Jenny McCarthy and Donnie Wahlberg Reveal the Sweet Story Behind Their Wedding Dance: 'It Was Ethereal'
"I saw no one and heard no one because I was locked in his eyes," says McCarthy, who married Wahlberg in St. Charles, Illinois in 2014
When Jenny McCarthy and Donnie Wahlberg made their first red carpet appearance together at a charity event in the summer of 2013, they had no idea that night would set the scene — and the soundtrack — for their intimate wedding the following year.
The couple, who had been privately dating for about a month at the time, were attending a celebrity Dancing with the Stars event at the historic Hotel Baker in St. Charles, Illinois near McCarthy's hometown. As part of the evening, the organizers asked the pair to choose a song for their first spotlight dance together.
It was a "pretty immediate decision," she says, because they both picked one with deep sentimental meaning to them: "Edelweiss" from The Sound of Music.
"It was the most romantic thing because as we were dancing, people in the balcony started singing along to 'Edelweiss' just like they did in The Sound of Music," the Masked Singer judge, 50, exclusively tells PEOPLE in the new issue, on stands on Friday. "It felt dreamlike, like we were in a movie."
The love song, originally performed by Julie Andrews and the late Christopher Plummer in the classic 1965 film, was a musical thread that naturally wove through the first year of their relationship.
"Early on when Jenny and I started dating, I don't know how it came up but I told her I had never seen The Sound of Music. She couldn't believe it and was, like, 'So you don't know the song 'Edelweiss?' She played it for me that night," says the New Kids on the Block singer, 53. "We were really falling in love. We just had the most romantic evening, talking and getting to know each other, and we were listening to that song."
"It was an important moment to us, and it had such a special place in our relationship," he says. "We never had the conversation but it just became our song."
In a "full circle moment," according to McCarthy, the couple would also choose "Edelweiss" for their first dance at their own wedding reception almost exactly a year later at the Hotel Baker — the very spot where they first danced as a couple.
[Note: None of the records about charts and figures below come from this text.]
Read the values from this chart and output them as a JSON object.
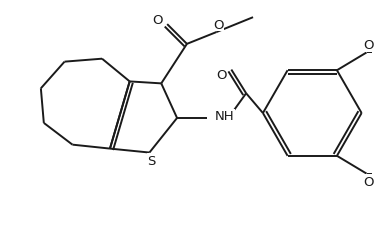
{
  "background_color": "#ffffff",
  "line_color": "#1a1a1a",
  "lw": 1.4,
  "figsize": [
    3.76,
    2.32
  ],
  "dpi": 100,
  "xlim": [
    0,
    376
  ],
  "ylim": [
    0,
    232
  ]
}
"We didn't realize it until recently, but we bookended our relationship up to that point with that song, in that same place," says the Blue Bloods actor, who now lives with McCarthy in St. Charles, about an hour outside Chicago. "The first time we danced to that song in the ballroom at the Hotel Baker, it felt like home and it became home officially at our wedding."
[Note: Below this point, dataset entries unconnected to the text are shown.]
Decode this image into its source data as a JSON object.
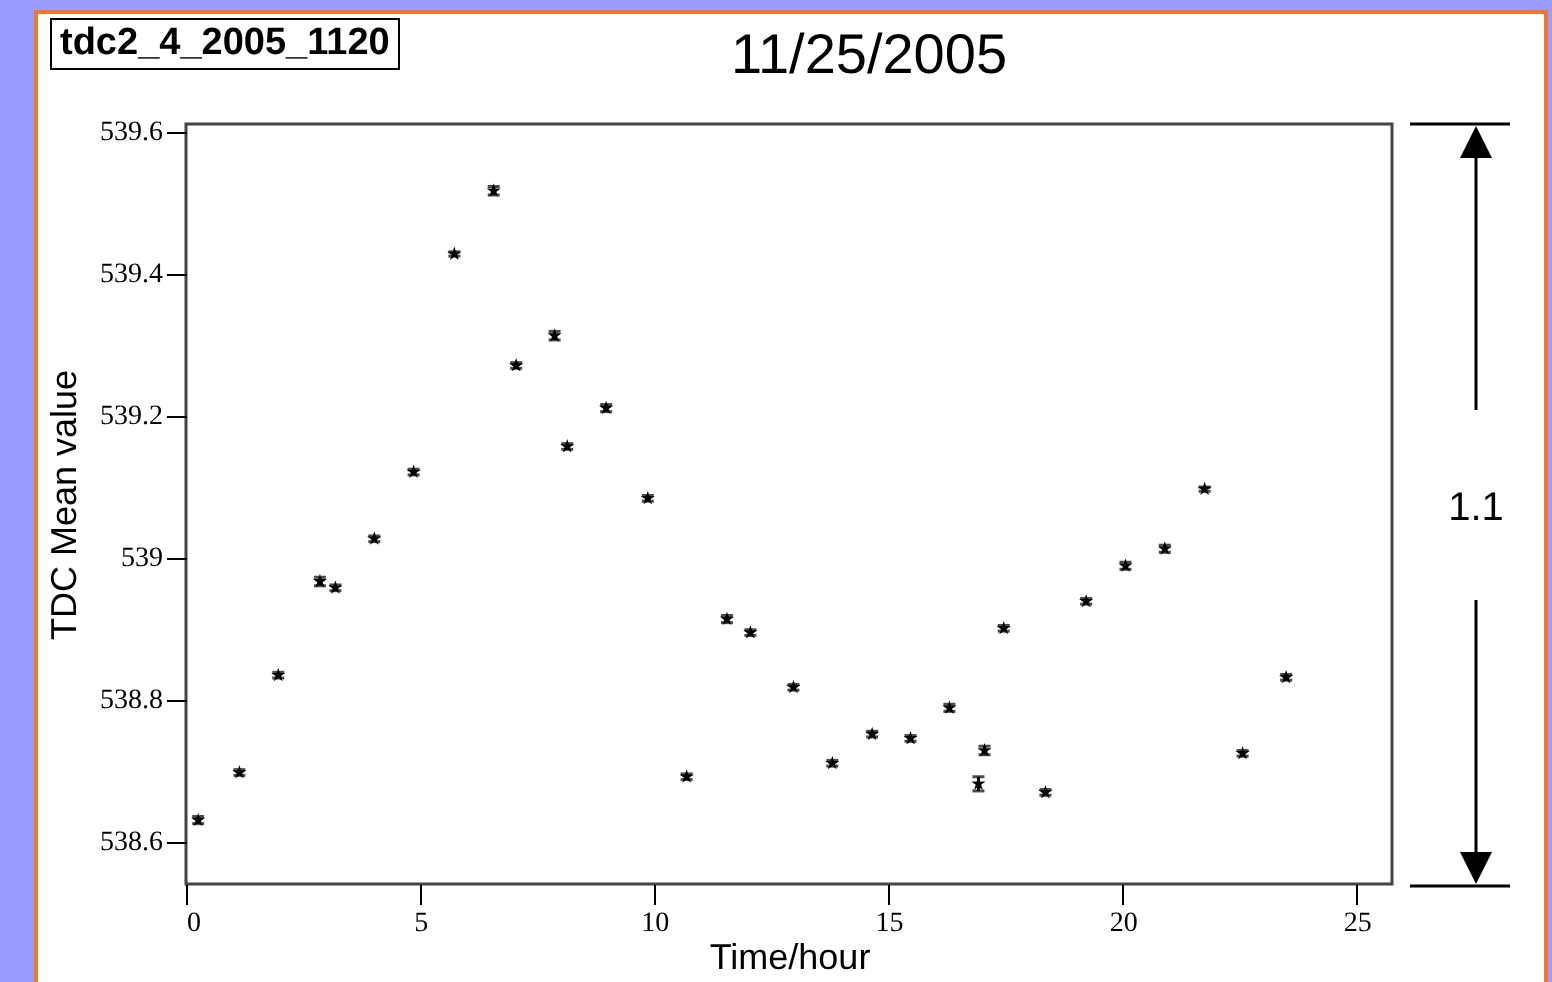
{
  "chart_data": {
    "type": "scatter",
    "title": "11/25/2005",
    "xlabel": "Time/hour",
    "ylabel": "TDC Mean value",
    "annotations": [
      "tdc2_4_2005_1120",
      "1.1"
    ],
    "x": [
      0.26,
      1.14,
      1.97,
      2.86,
      3.19,
      4.02,
      4.86,
      5.73,
      6.57,
      7.05,
      7.87,
      8.14,
      8.97,
      9.86,
      10.69,
      11.55,
      12.05,
      12.97,
      13.8,
      14.65,
      15.47,
      16.3,
      16.92,
      17.05,
      17.46,
      18.35,
      19.22,
      20.06,
      20.9,
      21.75,
      22.56,
      23.49
    ],
    "series": [
      {
        "color": "#000000",
        "values": [
          538.63,
          538.697,
          538.834,
          538.966,
          538.957,
          539.026,
          539.12,
          539.427,
          539.516,
          539.27,
          539.312,
          539.156,
          539.21,
          539.083,
          538.691,
          538.913,
          538.894,
          538.817,
          538.71,
          538.751,
          538.745,
          538.788,
          538.681,
          538.728,
          538.9,
          538.669,
          538.938,
          538.988,
          539.012,
          539.096,
          538.724,
          538.831
        ],
        "errors": [
          0.005,
          0.004,
          0.004,
          0.006,
          0.004,
          0.004,
          0.004,
          0.003,
          0.006,
          0.004,
          0.006,
          0.004,
          0.005,
          0.004,
          0.004,
          0.005,
          0.004,
          0.004,
          0.004,
          0.004,
          0.004,
          0.005,
          0.01,
          0.006,
          0.004,
          0.004,
          0.004,
          0.005,
          0.005,
          0.003,
          0.004,
          0.004
        ]
      }
    ],
    "xlim": [
      0,
      25.75
    ],
    "xticks": [
      0,
      5,
      10,
      15,
      20,
      25
    ],
    "ylim": [
      538.54,
      539.61
    ],
    "yticks": [
      538.6,
      538.8,
      539,
      539.2,
      539.4,
      539.6
    ],
    "grid": false,
    "marker": "star"
  }
}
While the couple has "dozens and dozens" of special memories from their August 2014 nuptials — including NKOTB bandmate Joey McIntyre performing "All of Me" by John Legend and Regina Belle singing "If I Could" to Wahlberg's late mother Alma ("It's the song my mom danced to with each of her children at their weddings. I surprised her at ours by having Regina Belle sing it in person.") — they say their first dance is one they'll always cherish as their favorite moment.
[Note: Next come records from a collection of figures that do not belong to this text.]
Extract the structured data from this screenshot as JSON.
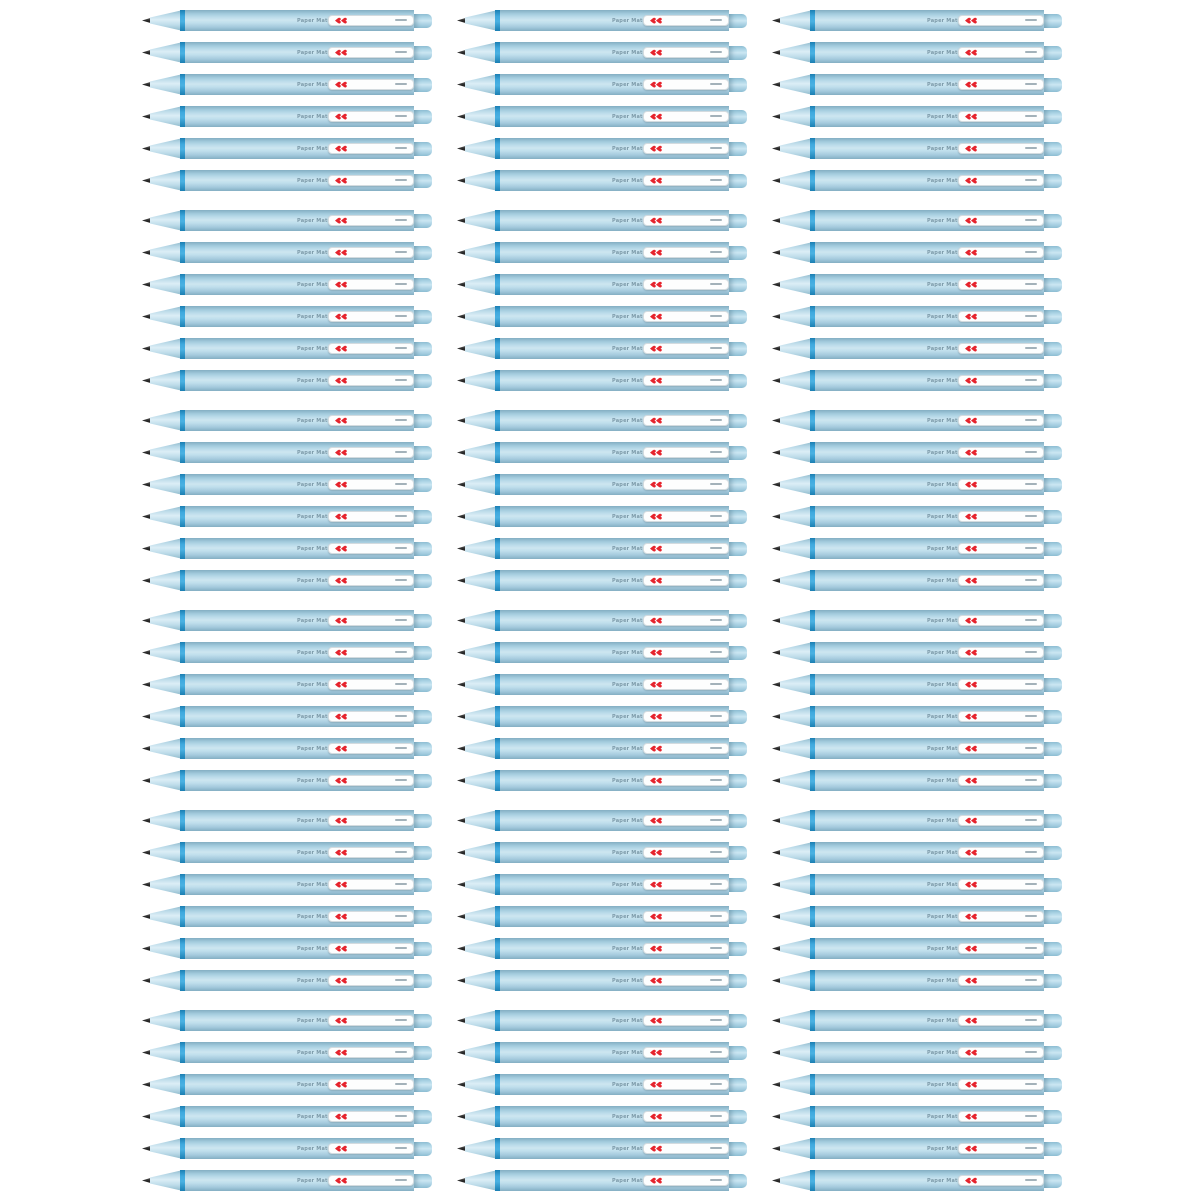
{
  "page": {
    "background_color": "#ffffff",
    "description": "Repeating grid of identical light-blue retractable click pens on a white background"
  },
  "grid": {
    "columns": 3,
    "groups": 6,
    "rows_per_group": 6,
    "total_rows": 36,
    "total_pens": 108
  },
  "pen": {
    "product": "light blue retractable click pen",
    "brand_text": "Paper Mate®",
    "model_text": "gel 0.5",
    "logo_icon": "double-hearts-icon",
    "colors": {
      "barrel_light_blue": "#b7d9e8",
      "barrel_highlight": "#d3e9f3",
      "barrel_shadow": "#86b0c5",
      "accent_ring_blue": "#2e9fd6",
      "clip_white": "#fdfefe",
      "logo_red": "#e6242d",
      "tip_black": "#2e2e2e",
      "barrel_text_gray": "#8aa7b4"
    }
  }
}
"It was ethereal. I saw no one and heard no one because I was locked in his eyes," says McCarthy. "It was like a confirmation that we were exactly where we were supposed to be. It was confirmation that, 'This is the love of my life. This is the one.'"
Wahlberg felt that powerful connection on the dance floor, too. "It was like we were in this movie, when everyone in the background is blurred out and only the people in the center of the frame are in focus. That's what it was like," he says. "I see Jenny clear as day, but everyone around me was just a blur. I didn't see anyone else but her."
The pair, who have renewed their vows every year since their wedding, feels like they've "been surrounded by love," according to McCarthy, ever since they took their relationship public.
"When we danced together for the first time at that charity event, it felt like the room was rooting for us," says Wahlberg. "It didn't feel like there was anything but hope, support and love around us."
"And when we got married, it was the same thing. People were lining the streets. They were rooting us on, the town was rooting us on, our families were rooting us on," he adds. "It just felt like we had this whole community behind us that really wanted to see this relationship work, and wanted us to know that they're there for us and are going to be cheering us on the whole way. It's a really profound feeling."